Die Blicke der Menschen lassen mich spüren, dass wir nicht in einem üblichen Personenwagen unterwegs sind. In ihrem Ausdruck erkenne ich eine Mischung aus Verunsicherung und Respekt. Der erste Atemzug bei der Geburt ist schicksalshaft mit dem Tod verbunden. Wir wissen das, dennoch ist die Erinnerung daran, ausgelöst durch einen vorbeiziehenden Leichenwagen, wohl für die meisten ein unerwünschter Mahnruf.

Gemessen an der Zahl der Passanten, die die Hand zum Gruss heben, scheint der Mann am Steuer im dunklen Wagen bekannt wie ein bunter Hund zu sein. Diese unvermittelte Geste zeigt, dass sich nicht alle von der Präsenz des Todes erschlagen fühlen, sondern durchaus lebensbejahend die unausweichliche Tatsache der Endlichkeit miteinschliessen. Eine erfrischende Erfahrung, die ich übrigens ausnahmslos mit allen im Prozess der Bestattung Beteiligten mache.

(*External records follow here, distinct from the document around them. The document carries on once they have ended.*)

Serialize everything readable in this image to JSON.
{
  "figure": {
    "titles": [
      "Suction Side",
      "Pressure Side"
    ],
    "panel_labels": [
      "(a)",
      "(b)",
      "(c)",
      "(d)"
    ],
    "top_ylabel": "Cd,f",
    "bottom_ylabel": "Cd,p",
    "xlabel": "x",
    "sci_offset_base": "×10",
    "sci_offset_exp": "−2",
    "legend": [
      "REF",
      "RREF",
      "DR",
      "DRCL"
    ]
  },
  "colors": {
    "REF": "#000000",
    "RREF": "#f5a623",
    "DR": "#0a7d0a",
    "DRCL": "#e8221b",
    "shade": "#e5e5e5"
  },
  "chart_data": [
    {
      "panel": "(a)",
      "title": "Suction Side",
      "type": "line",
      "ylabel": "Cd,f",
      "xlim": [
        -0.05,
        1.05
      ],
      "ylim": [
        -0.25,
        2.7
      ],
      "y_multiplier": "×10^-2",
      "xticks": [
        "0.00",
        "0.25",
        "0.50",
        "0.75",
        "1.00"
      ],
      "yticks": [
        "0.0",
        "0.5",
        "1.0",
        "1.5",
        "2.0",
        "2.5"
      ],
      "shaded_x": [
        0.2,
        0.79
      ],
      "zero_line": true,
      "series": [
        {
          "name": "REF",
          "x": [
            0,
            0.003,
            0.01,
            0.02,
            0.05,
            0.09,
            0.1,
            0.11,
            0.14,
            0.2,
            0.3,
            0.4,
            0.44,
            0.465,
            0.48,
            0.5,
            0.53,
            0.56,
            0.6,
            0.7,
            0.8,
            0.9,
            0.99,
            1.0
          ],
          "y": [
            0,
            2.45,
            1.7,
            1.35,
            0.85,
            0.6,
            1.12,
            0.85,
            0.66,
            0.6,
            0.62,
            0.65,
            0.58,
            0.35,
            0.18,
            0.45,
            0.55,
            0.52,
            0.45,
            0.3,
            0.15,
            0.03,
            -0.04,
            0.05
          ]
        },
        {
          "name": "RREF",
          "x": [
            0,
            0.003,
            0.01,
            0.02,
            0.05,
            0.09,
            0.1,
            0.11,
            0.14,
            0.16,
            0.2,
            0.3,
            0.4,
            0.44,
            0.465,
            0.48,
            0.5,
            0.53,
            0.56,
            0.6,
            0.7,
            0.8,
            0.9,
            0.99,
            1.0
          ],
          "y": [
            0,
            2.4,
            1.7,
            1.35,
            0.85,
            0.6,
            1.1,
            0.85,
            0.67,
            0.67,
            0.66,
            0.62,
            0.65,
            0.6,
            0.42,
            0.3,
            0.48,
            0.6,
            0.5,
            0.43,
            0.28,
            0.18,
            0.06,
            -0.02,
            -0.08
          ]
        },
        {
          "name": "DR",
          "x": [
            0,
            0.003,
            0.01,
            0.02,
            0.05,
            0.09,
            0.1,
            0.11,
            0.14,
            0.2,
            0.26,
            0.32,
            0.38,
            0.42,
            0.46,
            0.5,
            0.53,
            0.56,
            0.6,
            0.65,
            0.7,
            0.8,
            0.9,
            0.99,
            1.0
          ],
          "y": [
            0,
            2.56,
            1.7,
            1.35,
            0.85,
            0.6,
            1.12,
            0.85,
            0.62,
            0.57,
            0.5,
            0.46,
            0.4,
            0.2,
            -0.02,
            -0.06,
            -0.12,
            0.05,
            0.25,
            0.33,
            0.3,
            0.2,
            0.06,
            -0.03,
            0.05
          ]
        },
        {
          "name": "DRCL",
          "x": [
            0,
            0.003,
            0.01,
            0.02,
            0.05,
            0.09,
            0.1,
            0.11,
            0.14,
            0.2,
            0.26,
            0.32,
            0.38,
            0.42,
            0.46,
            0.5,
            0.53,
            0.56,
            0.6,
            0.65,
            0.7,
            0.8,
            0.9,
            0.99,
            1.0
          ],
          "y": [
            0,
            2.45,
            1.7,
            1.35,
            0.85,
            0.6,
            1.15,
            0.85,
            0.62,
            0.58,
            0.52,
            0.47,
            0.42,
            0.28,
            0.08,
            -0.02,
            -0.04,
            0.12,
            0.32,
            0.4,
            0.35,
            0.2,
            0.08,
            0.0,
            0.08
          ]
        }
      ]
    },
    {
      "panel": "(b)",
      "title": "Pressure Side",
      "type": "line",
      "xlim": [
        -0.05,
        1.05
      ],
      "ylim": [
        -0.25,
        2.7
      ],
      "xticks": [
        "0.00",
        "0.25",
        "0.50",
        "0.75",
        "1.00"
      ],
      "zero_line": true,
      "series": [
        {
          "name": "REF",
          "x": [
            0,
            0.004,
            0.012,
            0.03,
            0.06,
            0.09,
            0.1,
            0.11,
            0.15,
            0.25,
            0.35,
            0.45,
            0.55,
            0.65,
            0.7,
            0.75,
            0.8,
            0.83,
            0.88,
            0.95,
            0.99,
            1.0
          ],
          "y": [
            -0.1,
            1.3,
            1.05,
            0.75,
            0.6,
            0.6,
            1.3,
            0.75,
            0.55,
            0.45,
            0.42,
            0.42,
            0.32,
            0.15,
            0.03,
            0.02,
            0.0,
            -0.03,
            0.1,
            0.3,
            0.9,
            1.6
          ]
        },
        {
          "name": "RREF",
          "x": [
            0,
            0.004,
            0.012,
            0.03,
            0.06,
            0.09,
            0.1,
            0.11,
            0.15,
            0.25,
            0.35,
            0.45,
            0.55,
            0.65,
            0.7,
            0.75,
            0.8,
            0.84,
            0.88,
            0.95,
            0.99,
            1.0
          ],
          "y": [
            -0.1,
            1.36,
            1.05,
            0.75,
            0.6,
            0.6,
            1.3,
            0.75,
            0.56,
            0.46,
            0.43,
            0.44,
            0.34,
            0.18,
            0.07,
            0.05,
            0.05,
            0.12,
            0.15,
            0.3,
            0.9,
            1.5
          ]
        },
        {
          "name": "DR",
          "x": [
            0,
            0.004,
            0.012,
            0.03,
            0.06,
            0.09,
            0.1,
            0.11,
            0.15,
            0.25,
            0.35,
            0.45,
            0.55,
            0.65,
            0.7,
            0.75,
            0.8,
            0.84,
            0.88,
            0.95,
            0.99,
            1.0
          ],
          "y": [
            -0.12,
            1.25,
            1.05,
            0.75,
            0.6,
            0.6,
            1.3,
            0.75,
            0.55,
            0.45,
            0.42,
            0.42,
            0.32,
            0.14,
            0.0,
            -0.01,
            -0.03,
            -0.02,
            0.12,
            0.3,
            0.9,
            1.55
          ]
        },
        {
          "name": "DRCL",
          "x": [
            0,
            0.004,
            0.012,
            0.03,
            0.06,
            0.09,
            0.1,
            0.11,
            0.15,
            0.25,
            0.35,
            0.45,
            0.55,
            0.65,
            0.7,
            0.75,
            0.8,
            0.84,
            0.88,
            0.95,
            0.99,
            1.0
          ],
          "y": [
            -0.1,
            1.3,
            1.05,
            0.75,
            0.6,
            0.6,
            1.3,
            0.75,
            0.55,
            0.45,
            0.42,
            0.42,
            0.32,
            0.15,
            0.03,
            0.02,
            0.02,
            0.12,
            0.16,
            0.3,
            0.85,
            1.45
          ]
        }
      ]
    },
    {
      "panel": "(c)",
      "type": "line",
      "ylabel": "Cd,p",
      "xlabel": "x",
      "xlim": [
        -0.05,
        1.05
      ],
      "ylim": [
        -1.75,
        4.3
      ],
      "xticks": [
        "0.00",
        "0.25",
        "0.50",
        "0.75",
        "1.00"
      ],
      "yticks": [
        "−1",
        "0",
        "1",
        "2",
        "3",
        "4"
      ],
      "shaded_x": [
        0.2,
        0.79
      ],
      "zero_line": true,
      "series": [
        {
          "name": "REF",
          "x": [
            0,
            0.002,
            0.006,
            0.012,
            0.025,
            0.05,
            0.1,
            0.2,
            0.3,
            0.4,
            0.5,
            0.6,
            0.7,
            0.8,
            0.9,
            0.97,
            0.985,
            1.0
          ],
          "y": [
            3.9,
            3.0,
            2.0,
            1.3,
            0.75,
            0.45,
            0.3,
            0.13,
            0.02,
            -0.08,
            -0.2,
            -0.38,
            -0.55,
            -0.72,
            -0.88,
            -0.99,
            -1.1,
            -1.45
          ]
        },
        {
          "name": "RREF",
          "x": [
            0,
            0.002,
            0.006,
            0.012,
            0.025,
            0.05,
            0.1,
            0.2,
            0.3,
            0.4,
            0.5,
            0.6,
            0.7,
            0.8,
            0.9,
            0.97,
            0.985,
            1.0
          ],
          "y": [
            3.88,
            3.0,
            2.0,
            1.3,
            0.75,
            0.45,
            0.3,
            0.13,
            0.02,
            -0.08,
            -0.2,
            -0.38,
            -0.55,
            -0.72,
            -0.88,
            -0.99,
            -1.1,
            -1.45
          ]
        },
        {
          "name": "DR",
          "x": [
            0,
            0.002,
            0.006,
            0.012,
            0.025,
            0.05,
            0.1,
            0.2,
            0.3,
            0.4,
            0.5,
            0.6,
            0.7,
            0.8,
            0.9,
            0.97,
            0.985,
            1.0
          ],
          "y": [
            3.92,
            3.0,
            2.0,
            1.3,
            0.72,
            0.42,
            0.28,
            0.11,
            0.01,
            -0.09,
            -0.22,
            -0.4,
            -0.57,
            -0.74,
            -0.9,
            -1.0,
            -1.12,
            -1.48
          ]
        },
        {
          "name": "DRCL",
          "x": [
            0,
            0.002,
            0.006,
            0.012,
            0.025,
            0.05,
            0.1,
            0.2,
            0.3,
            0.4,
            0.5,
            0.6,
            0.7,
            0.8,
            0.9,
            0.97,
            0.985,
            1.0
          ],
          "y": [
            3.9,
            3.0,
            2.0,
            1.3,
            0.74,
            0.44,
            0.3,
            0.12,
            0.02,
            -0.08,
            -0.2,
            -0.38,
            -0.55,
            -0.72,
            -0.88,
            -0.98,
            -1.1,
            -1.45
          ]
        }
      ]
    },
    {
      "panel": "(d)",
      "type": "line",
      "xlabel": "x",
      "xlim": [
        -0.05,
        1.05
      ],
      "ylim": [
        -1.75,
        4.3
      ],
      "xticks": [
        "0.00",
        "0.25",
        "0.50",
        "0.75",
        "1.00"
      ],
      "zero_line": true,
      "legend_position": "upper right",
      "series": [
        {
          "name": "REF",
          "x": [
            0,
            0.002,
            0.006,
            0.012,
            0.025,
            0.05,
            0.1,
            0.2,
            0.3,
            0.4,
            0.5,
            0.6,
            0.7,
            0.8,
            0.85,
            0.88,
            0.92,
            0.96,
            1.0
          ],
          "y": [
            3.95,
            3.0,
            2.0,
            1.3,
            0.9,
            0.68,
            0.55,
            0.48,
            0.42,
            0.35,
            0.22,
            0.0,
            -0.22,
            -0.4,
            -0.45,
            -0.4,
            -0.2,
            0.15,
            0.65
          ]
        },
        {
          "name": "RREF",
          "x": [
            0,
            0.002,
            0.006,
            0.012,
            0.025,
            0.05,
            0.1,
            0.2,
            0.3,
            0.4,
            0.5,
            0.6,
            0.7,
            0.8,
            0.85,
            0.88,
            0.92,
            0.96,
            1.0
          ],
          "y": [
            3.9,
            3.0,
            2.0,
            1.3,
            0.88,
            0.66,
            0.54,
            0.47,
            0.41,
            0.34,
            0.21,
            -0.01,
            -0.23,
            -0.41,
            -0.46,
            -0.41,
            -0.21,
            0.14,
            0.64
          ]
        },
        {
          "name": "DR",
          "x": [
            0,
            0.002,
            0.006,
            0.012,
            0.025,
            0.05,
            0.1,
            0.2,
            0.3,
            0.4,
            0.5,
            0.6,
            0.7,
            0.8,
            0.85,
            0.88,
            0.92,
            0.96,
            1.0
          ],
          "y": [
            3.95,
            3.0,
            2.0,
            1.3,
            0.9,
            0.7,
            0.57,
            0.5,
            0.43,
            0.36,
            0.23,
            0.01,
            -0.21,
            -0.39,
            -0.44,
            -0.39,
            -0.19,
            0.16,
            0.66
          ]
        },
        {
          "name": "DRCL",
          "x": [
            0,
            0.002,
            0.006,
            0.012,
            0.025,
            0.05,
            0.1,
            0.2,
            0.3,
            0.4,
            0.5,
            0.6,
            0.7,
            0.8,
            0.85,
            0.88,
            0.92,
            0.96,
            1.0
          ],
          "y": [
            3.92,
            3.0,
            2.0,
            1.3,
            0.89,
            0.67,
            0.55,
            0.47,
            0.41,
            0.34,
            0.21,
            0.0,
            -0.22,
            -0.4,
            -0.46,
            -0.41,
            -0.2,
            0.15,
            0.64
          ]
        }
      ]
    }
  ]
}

Im Sarglager reihen sich nicht nur verschiedene Modelle, sondern auch unterschiedliche Grössen von stehenden Särgen aneinander. Alle fein säuberlich in eine transparente Hülle verpackt, bereit, einen Menschen auf seiner letzten Meile zu beherbergen. Nun erschliesst sich mir, warum der Bestatter bei der Trauerfamilie nach Gewicht und Grösse der Verstorbenen gefragt hat. Für das Interieur stehen mehrere Farb- und Weisstöne zur Auswahl und der Bestatter staffiert mit geübten Griffen die rohe Holzhülle mit Baumwoll-Polsterung und Kissen in Naturweiss aus.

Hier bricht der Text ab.